The White House has continued to argue that deficits can be reduced by ending tax breaks for wealthier households and some corporations, but McCarthy said he told the president at their February meeting that raising revenue from tax hikes is off the table.
The negotiators are now also debating the duration of a 1% cap on annual spending growth going forward, with Republicans dropping their demand for a 10-year cap to six years, but the White House offering only one year, for 2025.
Typically, the debt ceiling has been lifted for the duration of a budget deal, and in this negotiation the White House is angling for a two-year agreement that would push past the presidential elections.
Past debt ceiling talks have produced budget agreements in which both parties have won some concessions in a give and take. Both have wanted to raise the debt limit to prevent a economy-shattering federal default.
Graves explained the Republican position this time around. Since Biden already boosted federal spending in significant ways with his COVID-19 rescue package, Inflation Reduction Act and other bills, “they've already got theirs.”
“We’re willing to give them an increase in debt ceiling. That’s what they’re getting,” he said.
And yet, the Republicans are pushing additional priorities as the negotiators focus on the $100 billion-plus difference between the 2022 and 2023 spending plans as a place to cut.
Republicans want to beef up work requirements for government aid to recipients of food stamps, cash assistance and the Medicaid health care program that the Biden administration says would impact millions of people who depend on assistance.
All sides have been eyeing the potential for the package to include a framework to ease federal regulations and speed energy project developments.

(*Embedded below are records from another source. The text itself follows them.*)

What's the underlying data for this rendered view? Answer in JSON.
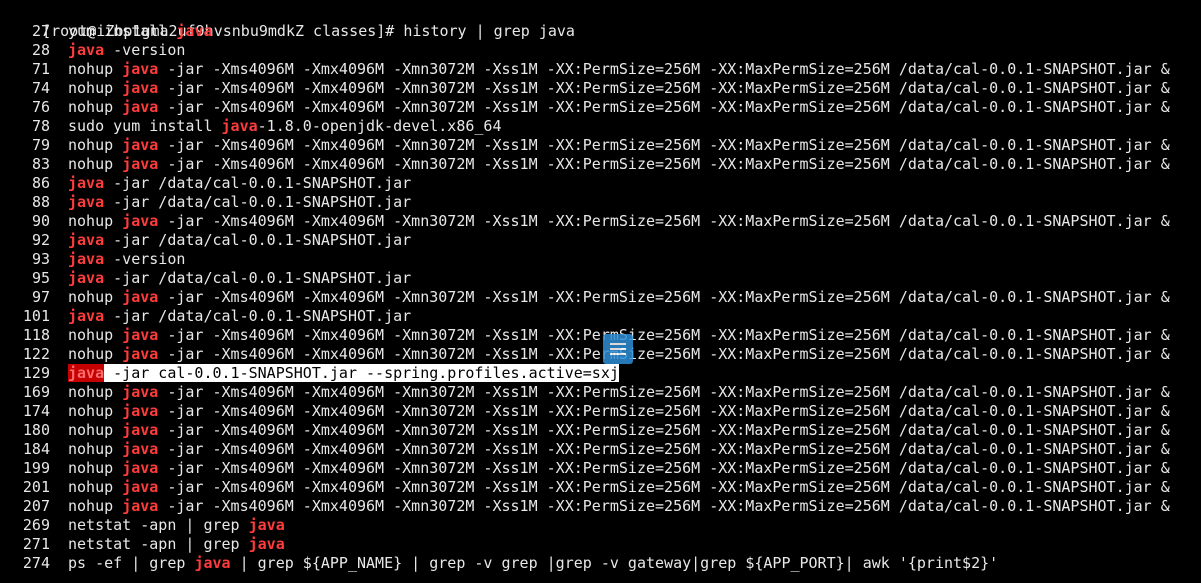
{
  "prompt": {
    "user": "[root@iZbp1gma2uf9hvsnbu9mdkZ classes]#",
    "command": "history | grep java"
  },
  "keyword": "java",
  "history": [
    {
      "num": "27",
      "pre": "yum install ",
      "post": ""
    },
    {
      "num": "28",
      "pre": "",
      "post": " -version"
    },
    {
      "num": "71",
      "pre": "nohup ",
      "post": " -jar -Xms4096M -Xmx4096M -Xmn3072M -Xss1M -XX:PermSize=256M -XX:MaxPermSize=256M /data/cal-0.0.1-SNAPSHOT.jar &"
    },
    {
      "num": "74",
      "pre": "nohup ",
      "post": " -jar -Xms4096M -Xmx4096M -Xmn3072M -Xss1M -XX:PermSize=256M -XX:MaxPermSize=256M /data/cal-0.0.1-SNAPSHOT.jar &"
    },
    {
      "num": "76",
      "pre": "nohup ",
      "post": " -jar -Xms4096M -Xmx4096M -Xmn3072M -Xss1M -XX:PermSize=256M -XX:MaxPermSize=256M /data/cal-0.0.1-SNAPSHOT.jar &"
    },
    {
      "num": "78",
      "pre": "sudo yum install ",
      "post": "-1.8.0-openjdk-devel.x86_64"
    },
    {
      "num": "79",
      "pre": "nohup ",
      "post": " -jar -Xms4096M -Xmx4096M -Xmn3072M -Xss1M -XX:PermSize=256M -XX:MaxPermSize=256M /data/cal-0.0.1-SNAPSHOT.jar &"
    },
    {
      "num": "83",
      "pre": "nohup ",
      "post": " -jar -Xms4096M -Xmx4096M -Xmn3072M -Xss1M -XX:PermSize=256M -XX:MaxPermSize=256M /data/cal-0.0.1-SNAPSHOT.jar &"
    },
    {
      "num": "86",
      "pre": "",
      "post": " -jar /data/cal-0.0.1-SNAPSHOT.jar"
    },
    {
      "num": "88",
      "pre": "",
      "post": " -jar /data/cal-0.0.1-SNAPSHOT.jar"
    },
    {
      "num": "90",
      "pre": "nohup ",
      "post": " -jar -Xms4096M -Xmx4096M -Xmn3072M -Xss1M -XX:PermSize=256M -XX:MaxPermSize=256M /data/cal-0.0.1-SNAPSHOT.jar &"
    },
    {
      "num": "92",
      "pre": "",
      "post": " -jar /data/cal-0.0.1-SNAPSHOT.jar"
    },
    {
      "num": "93",
      "pre": "",
      "post": " -version"
    },
    {
      "num": "95",
      "pre": "",
      "post": " -jar /data/cal-0.0.1-SNAPSHOT.jar"
    },
    {
      "num": "97",
      "pre": "nohup ",
      "post": " -jar -Xms4096M -Xmx4096M -Xmn3072M -Xss1M -XX:PermSize=256M -XX:MaxPermSize=256M /data/cal-0.0.1-SNAPSHOT.jar &"
    },
    {
      "num": "101",
      "pre": "",
      "post": " -jar /data/cal-0.0.1-SNAPSHOT.jar"
    },
    {
      "num": "118",
      "pre": "nohup ",
      "post": " -jar -Xms4096M -Xmx4096M -Xmn3072M -Xss1M -XX:PermSize=256M -XX:MaxPermSize=256M /data/cal-0.0.1-SNAPSHOT.jar &"
    },
    {
      "num": "122",
      "pre": "nohup ",
      "post": " -jar -Xms4096M -Xmx4096M -Xmn3072M -Xss1M -XX:PermSize=256M -XX:MaxPermSize=256M /data/cal-0.0.1-SNAPSHOT.jar &"
    },
    {
      "num": "129",
      "pre": "",
      "post": " -jar cal-0.0.1-SNAPSHOT.jar --spring.profiles.active=sxj",
      "selected": true
    },
    {
      "num": "169",
      "pre": "nohup ",
      "post": " -jar -Xms4096M -Xmx4096M -Xmn3072M -Xss1M -XX:PermSize=256M -XX:MaxPermSize=256M /data/cal-0.0.1-SNAPSHOT.jar &"
    },
    {
      "num": "174",
      "pre": "nohup ",
      "post": " -jar -Xms4096M -Xmx4096M -Xmn3072M -Xss1M -XX:PermSize=256M -XX:MaxPermSize=256M /data/cal-0.0.1-SNAPSHOT.jar &"
    },
    {
      "num": "180",
      "pre": "nohup ",
      "post": " -jar -Xms4096M -Xmx4096M -Xmn3072M -Xss1M -XX:PermSize=256M -XX:MaxPermSize=256M /data/cal-0.0.1-SNAPSHOT.jar &"
    },
    {
      "num": "184",
      "pre": "nohup ",
      "post": " -jar -Xms4096M -Xmx4096M -Xmn3072M -Xss1M -XX:PermSize=256M -XX:MaxPermSize=256M /data/cal-0.0.1-SNAPSHOT.jar &"
    },
    {
      "num": "199",
      "pre": "nohup ",
      "post": " -jar -Xms4096M -Xmx4096M -Xmn3072M -Xss1M -XX:PermSize=256M -XX:MaxPermSize=256M /data/cal-0.0.1-SNAPSHOT.jar &"
    },
    {
      "num": "201",
      "pre": "nohup ",
      "post": " -jar -Xms4096M -Xmx4096M -Xmn3072M -Xss1M -XX:PermSize=256M -XX:MaxPermSize=256M /data/cal-0.0.1-SNAPSHOT.jar &"
    },
    {
      "num": "207",
      "pre": "nohup ",
      "post": " -jar -Xms4096M -Xmx4096M -Xmn3072M -Xss1M -XX:PermSize=256M -XX:MaxPermSize=256M /data/cal-0.0.1-SNAPSHOT.jar &"
    },
    {
      "num": "269",
      "pre": "netstat -apn | grep ",
      "post": ""
    },
    {
      "num": "271",
      "pre": "netstat -apn | grep ",
      "post": ""
    },
    {
      "num": "274",
      "pre": "ps -ef | grep ",
      "post": " | grep ${APP_NAME} | grep -v grep |grep -v gateway|grep ${APP_PORT}| awk '{print$2}'"
    }
  ],
  "colors": {
    "background": "#000000",
    "text": "#e8e8e8",
    "keyword": "#ff3b3b",
    "selection": "#ffffff",
    "widget": "#2d8fd6"
  },
  "icons": {
    "floating_widget": "menu-lines-icon"
  }
}
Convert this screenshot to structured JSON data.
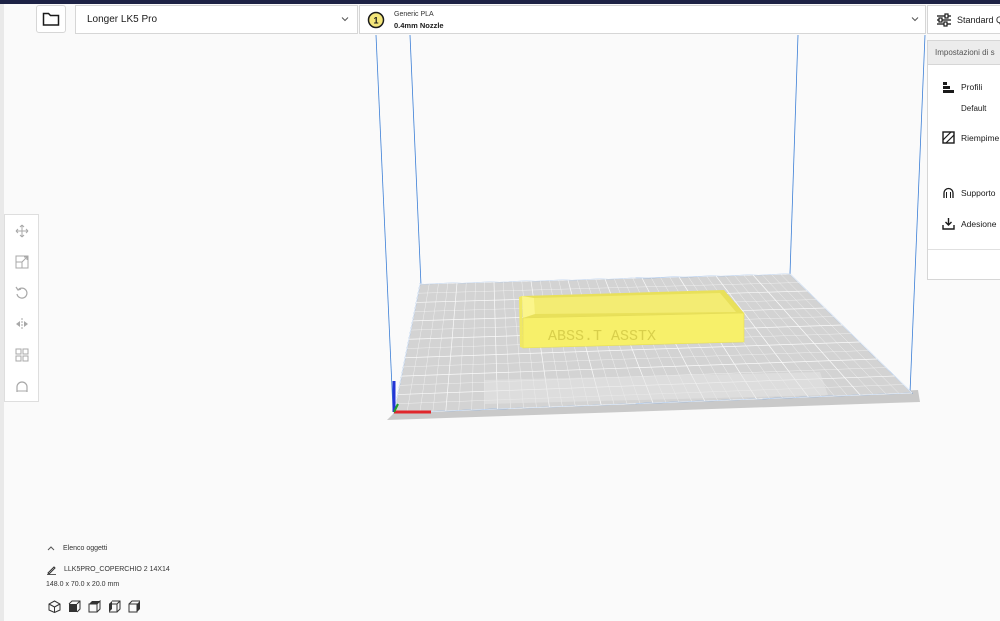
{
  "header": {
    "printer": "Longer LK5 Pro",
    "material": "Generic PLA",
    "nozzle": "0.4mm Nozzle",
    "extruder_number": "1",
    "profile": "Standard Q"
  },
  "settings_panel": {
    "title": "Impostazioni di s",
    "profiles_label": "Profili",
    "profiles_value": "Default",
    "infill_label": "Riempime",
    "support_label": "Supporto",
    "adhesion_label": "Adesione"
  },
  "toolbar": {
    "tools": [
      "move-icon",
      "scale-icon",
      "rotate-icon",
      "mirror-icon",
      "per-model-settings-icon",
      "support-blocker-icon"
    ]
  },
  "model": {
    "engraved_text": "ABSS.T ASSTX"
  },
  "object_list": {
    "toggle_label": "Elenco oggetti",
    "object_name": "LLK5PRO_COPERCHIO 2 14X14",
    "dimensions": "148.0 x 70.0 x 20.0 mm"
  },
  "view_buttons": [
    "3d-view-icon",
    "front-view-icon",
    "top-view-icon",
    "left-view-icon",
    "right-view-icon"
  ],
  "colors": {
    "accent": "#1d2245",
    "model": "#f7f06a",
    "grid_line": "#3c7fd6"
  }
}
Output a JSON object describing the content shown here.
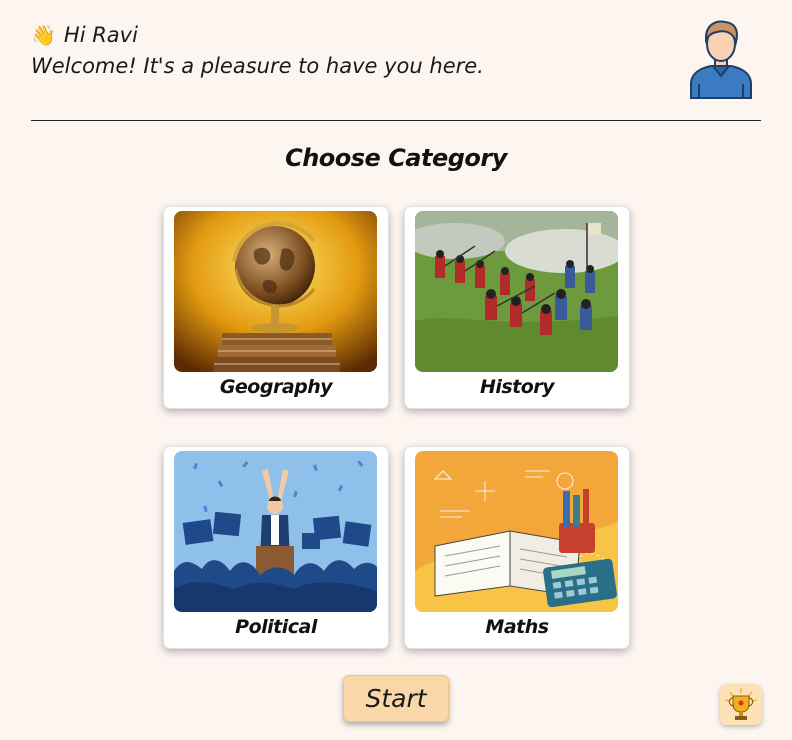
{
  "header": {
    "wave_emoji": "👋",
    "greeting": "Hi Ravi",
    "welcome": "Welcome! It's a pleasure to have you here.",
    "avatar_icon": "user-avatar-icon"
  },
  "page_title": "Choose Category",
  "categories": [
    {
      "label": "Geography",
      "image": "globe-on-books"
    },
    {
      "label": "History",
      "image": "battle-painting"
    },
    {
      "label": "Political",
      "image": "politician-crowd"
    },
    {
      "label": "Maths",
      "image": "book-calculator-pencils"
    }
  ],
  "start_button": "Start",
  "leaderboard_icon": "trophy-icon"
}
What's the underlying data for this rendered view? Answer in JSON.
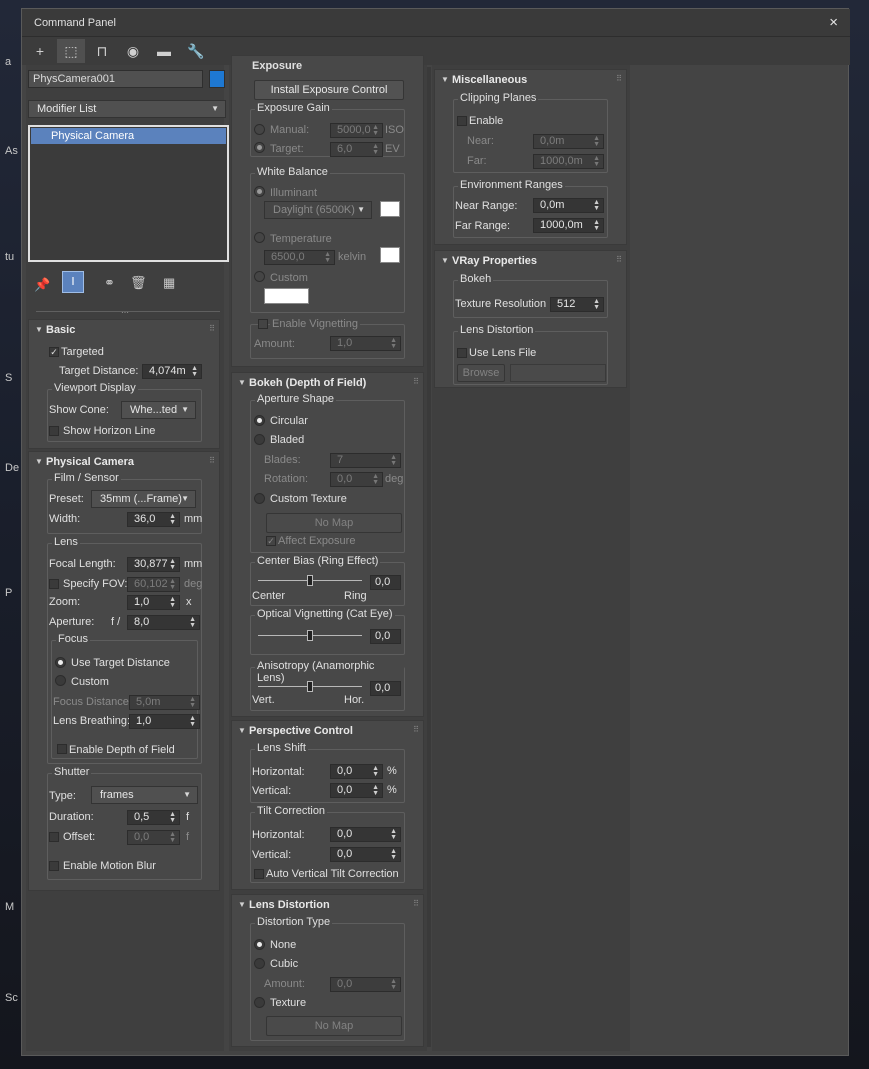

They are all but certain to claw back some $30 billion in unspent COVID-19 funds now that the pandemic emergency has officially lifted.
The White House has countered by keeping defense and nondefense spending flat next year, which would save $90 billion in the 2024 budget year and $1 trillion over 10 years.
The House speaker promised lawmakers he will abide by the rule to post any bill for 72 hours before voting, making any action doubtful until the weekend — just days before the potential deadline. The Senate would also have to pass the package before it could go to Biden's desk to be signed.
McCarthy faces a hard-right flank in his own party that is likely to reject any deal, and that has led some Democrats to encourage Biden to resist any compromise with the Republicans and simply invoke the 14th Amendment to raise the debt ceiling on his own, an unprecedented and legally fraught action the president has resisted for now.
Associated Press writers Farnoush Amiri, Stephen Groves, Kevin Freking, Chris Megerian, Darlene Superville and Mary Clare Jalonick contributed to this report.